This fatalistic atttitude toward redemption has its comforts. After all, if God saves me, I am saved, and there is nothing I can do to invalidate my redemption. Conversely, if I am lost, I can do nothing about it, so there is no use in concerning myself with spiritual matters. The problem is that Calvinistic doctrine does not jibe with the tenets of scripture.
- Total Depravity. The Calvinist teaches that the little child is born into the world totally depraved. This contradicts the statement of our Lord regarding the little children, when He said "Let the little children come to Me, and do not forbid them; for of such is the kingdom of heaven" (Matthew 19:14). Now, unless the Calvinist is willing to concede that the Kingdom of Heaven is made up of those totally depraved, he must admit to the purity of the little children, and the invalid nature of that tenet.
- Unconditional Salvation. One has only to read Mark 16:16 to see clearly that our salvation is conditioned upon faith and baptism. "He who believes and is baptized will be saved; but he who does not believe will be condemned." The fact that Jesus demanded action on this occasion reveals clearly that there are conditions ascribed to a person's redemption.
- Limited Atonement. This tenet of Calvinism is rather silly. It is necessitated by the belief that salvation is unconditional, and the reality that some will be lost. So, the logic is that Jesus only came and died for those predestined to salvation. His blood was shed only for a precious few. However, that plainly denies what Jesus said of Himself in John 3:16, "For God so loved the world that he gave His only begotten Son, that whoever believes in Him should not perish but have everlasting life." Clearly the redemptive blood is available not to only a few, but to whoever believes in Him.
- Irresistable Grace. According to the Calvinist, if God chooses to redeem you, you can not resist his advances. Again, this is not born out in scripture. In fact, Stephen accused the Jews of doing exactly what the Calvinist says can not be done, "You stiff-necked and uncircumcised in heart and ears! You always resist the Holy Sirit; as your fathers did, so do you" (Acts 7:51).
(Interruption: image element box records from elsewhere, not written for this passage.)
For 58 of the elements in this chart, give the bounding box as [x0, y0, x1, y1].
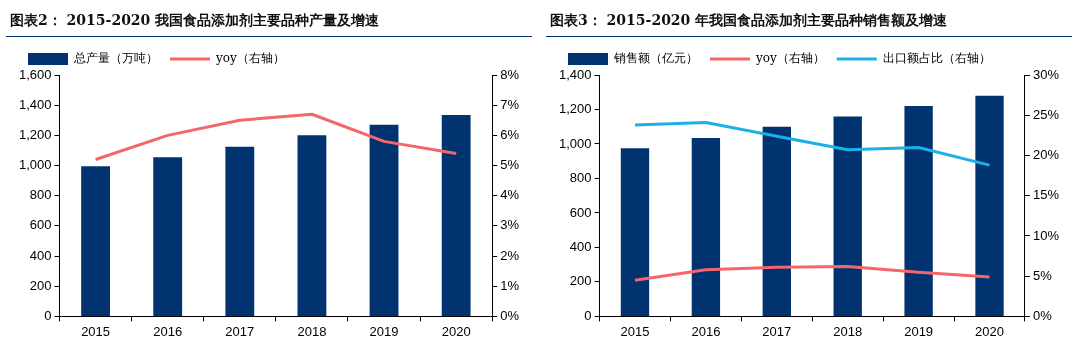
y2-tick-label: 0% — [1032, 307, 1053, 323]
y2-tick-label: 0% — [500, 307, 520, 323]
y-tick-label: 1,200 — [558, 101, 592, 117]
y-tick-label: 1,000 — [18, 157, 52, 173]
y-tick-label: 600 — [29, 217, 52, 233]
y-tick-label: 1,400 — [18, 96, 52, 112]
y2-tick-label: 6% — [500, 126, 520, 142]
x-tick-label: 2015 — [620, 323, 650, 339]
legend-label: yoy（右轴） — [215, 51, 285, 66]
y-tick-label: 800 — [29, 187, 52, 203]
y2-tick-label: 1% — [500, 277, 520, 293]
x-tick-label: 2019 — [904, 323, 934, 339]
y-tick-label: 800 — [569, 170, 592, 186]
legend-label: 销售额（亿元） — [613, 51, 698, 66]
y-tick-label: 200 — [29, 277, 52, 293]
x-tick-label: 2018 — [833, 323, 863, 339]
y-tick-label: 200 — [569, 273, 592, 289]
y-tick-label: 400 — [569, 239, 592, 255]
bar — [620, 148, 650, 316]
x-tick-label: 2019 — [369, 323, 399, 339]
y2-tick-label: 30% — [1032, 66, 1060, 82]
x-tick-label: 2017 — [225, 323, 255, 339]
legend-label: yoy（右轴） — [755, 51, 825, 66]
bar — [904, 106, 933, 316]
bar — [762, 126, 791, 316]
legend-label: 出口额占比（右轴） — [882, 51, 991, 66]
x-tick-label: 2020 — [441, 323, 471, 339]
x-tick-label: 2016 — [691, 323, 721, 339]
x-tick-label: 2018 — [297, 323, 327, 339]
y-tick-label: 1,400 — [558, 66, 592, 82]
y2-tick-label: 20% — [1032, 147, 1060, 163]
legend-label: 总产量（万吨） — [73, 51, 158, 66]
chart-title: 图表3： 2015-2020 年我国食品添加剂主要品种销售额及增速 — [546, 6, 1072, 37]
x-tick-label: 2016 — [153, 323, 183, 339]
bar — [975, 95, 1004, 316]
x-tick-label: 2020 — [975, 323, 1004, 339]
y-tick-label: 1,000 — [558, 135, 592, 151]
y2-tick-label: 3% — [500, 217, 520, 233]
y2-tick-label: 2% — [500, 247, 520, 263]
y2-tick-label: 7% — [500, 96, 520, 112]
y2-tick-label: 25% — [1032, 106, 1060, 122]
y2-tick-label: 4% — [500, 187, 520, 203]
y-tick-label: 1,200 — [18, 126, 52, 142]
x-tick-label: 2015 — [81, 323, 111, 339]
y-tick-label: 600 — [569, 204, 592, 220]
bar — [833, 116, 862, 316]
y-tick-label: 0 — [584, 307, 592, 323]
x-tick-label: 2017 — [762, 323, 792, 339]
y-tick-label: 1,600 — [18, 66, 52, 82]
chart-title: 图表2： 2015-2020 我国食品添加剂主要品种产量及增速 — [6, 6, 532, 37]
bar — [691, 137, 721, 316]
y2-tick-label: 8% — [500, 66, 520, 82]
y2-tick-label: 10% — [1032, 227, 1060, 243]
y2-tick-label: 5% — [500, 157, 520, 173]
y-tick-label: 0 — [44, 307, 52, 323]
y2-tick-label: 15% — [1032, 187, 1060, 203]
y2-tick-label: 5% — [1032, 267, 1053, 283]
y-tick-label: 400 — [29, 247, 52, 263]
- Perseverance of the Saints. Finally, the idea is promoted that if salvation is soley the work of God, then once you are saved, you can not so sin as to be eternally lost. The logic parallels the rest of Calvinistic theology, but again is not born out in scripture. The Bible is replete with warnings of the possibility of Christians losing their souls (cf. Hebrews 6:4-6; 2 Peter 2:18-22) and with actual names of those who have lost their redemption (Hymenaeus and Philetus come to mind, cf. 2 Timothy 2:16-18). Simon, a former sorcerer, is recorded in Acts 8 to have obeyed the gospel, thus becoming a Christian (vs. 13). When he sinned Peter said unto him, "Your money perish with you, because you thought that the gift of God could be purchased with money!" The question obviously arises, why would Peter threaten Simon with condemnation when Simon was incapable of so sinning as to lose his soul? The answer is that Calvinism has it wrong on this point as well!
This short refutation of Calvinistic theology serves to point out a central aspect of our theme in this month's Watchman Magazine. The Redemption of Man consists of two parts. God has His part, and fulfilled the requirements regarding man's redemption by sending his Son Jesus to die as a vicarious sacrifice for sin. Man too has a part to play in his own redemption. Only those who faithfully execute the commands of God can rejoice in the promise of eternal reward.